I am not super familiar with lists inside a column for Hive, but that might
let you define a table that has a schema of "page-type, page-name,
items-displayed", and then query for a count of individual items (
http://wiki.apache.org/hadoop/Hive/LanguageManual/UDF). Possibly use of a
Map type would be best.. not sure.
On Tue, Mar 1, 2011 at 4:33 AM, Cam Bazz
<[email protected]> wrote:
> Now I would like to count impressions per item. To achieve this, I
> made a logger, for instance when the user goes in a category or search
> page, and some items are listed, I am logging:
> CATPAGE CAT1 1,2,3,4,5
> CATPAGE CAT2 6,7,8,9,10
> SEARCH keyword 1,6
> basically I am logging all the displayed items in a comma seperated list.

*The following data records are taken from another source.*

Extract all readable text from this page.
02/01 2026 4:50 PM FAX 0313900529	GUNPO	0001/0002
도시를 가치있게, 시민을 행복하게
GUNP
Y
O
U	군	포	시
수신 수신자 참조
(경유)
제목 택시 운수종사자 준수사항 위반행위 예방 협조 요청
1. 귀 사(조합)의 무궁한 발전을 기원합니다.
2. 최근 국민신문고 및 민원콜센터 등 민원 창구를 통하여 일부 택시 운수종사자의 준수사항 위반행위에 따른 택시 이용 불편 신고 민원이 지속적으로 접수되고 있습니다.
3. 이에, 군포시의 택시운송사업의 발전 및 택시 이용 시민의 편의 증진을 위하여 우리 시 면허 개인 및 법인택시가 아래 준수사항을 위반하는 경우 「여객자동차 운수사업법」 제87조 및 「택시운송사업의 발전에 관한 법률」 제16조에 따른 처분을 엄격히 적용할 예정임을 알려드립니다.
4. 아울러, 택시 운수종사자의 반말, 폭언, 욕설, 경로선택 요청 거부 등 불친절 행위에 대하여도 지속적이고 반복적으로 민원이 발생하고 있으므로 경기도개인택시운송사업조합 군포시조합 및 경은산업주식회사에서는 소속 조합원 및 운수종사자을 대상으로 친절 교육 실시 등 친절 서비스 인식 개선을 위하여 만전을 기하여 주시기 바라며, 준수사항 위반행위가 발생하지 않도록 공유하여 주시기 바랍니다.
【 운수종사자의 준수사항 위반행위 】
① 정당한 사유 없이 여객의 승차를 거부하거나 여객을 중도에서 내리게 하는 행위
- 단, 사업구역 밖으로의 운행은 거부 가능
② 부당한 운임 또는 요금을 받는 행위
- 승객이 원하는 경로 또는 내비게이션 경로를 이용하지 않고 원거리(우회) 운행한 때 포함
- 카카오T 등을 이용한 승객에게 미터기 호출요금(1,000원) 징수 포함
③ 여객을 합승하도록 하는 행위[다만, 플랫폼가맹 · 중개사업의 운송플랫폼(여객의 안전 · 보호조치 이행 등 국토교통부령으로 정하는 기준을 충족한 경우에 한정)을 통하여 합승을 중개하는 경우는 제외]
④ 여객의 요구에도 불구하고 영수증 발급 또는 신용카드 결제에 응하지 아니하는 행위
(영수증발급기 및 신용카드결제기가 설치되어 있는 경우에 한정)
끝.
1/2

> I need to calculate and store daily impressions from this such as:
> 1, 2
> 6, 2
> (the first line is item sid, the second number is impressions, in
> total from different impression types)
> Now I have couple of questions:
> considering that the system will produce at least 1 line per item per
> day, what kind of table i must store this? previously, I have been
> using text files for everything, I never had any requirement to query
> hive, but rather export results from it. now I will probably need to
> make queries like "select * from myimpression table where sid = xx"
> giving me a timeline of impressions per item.
> Second question:
> what kind of query I need in order to count impressions like above?
> Thank you very much,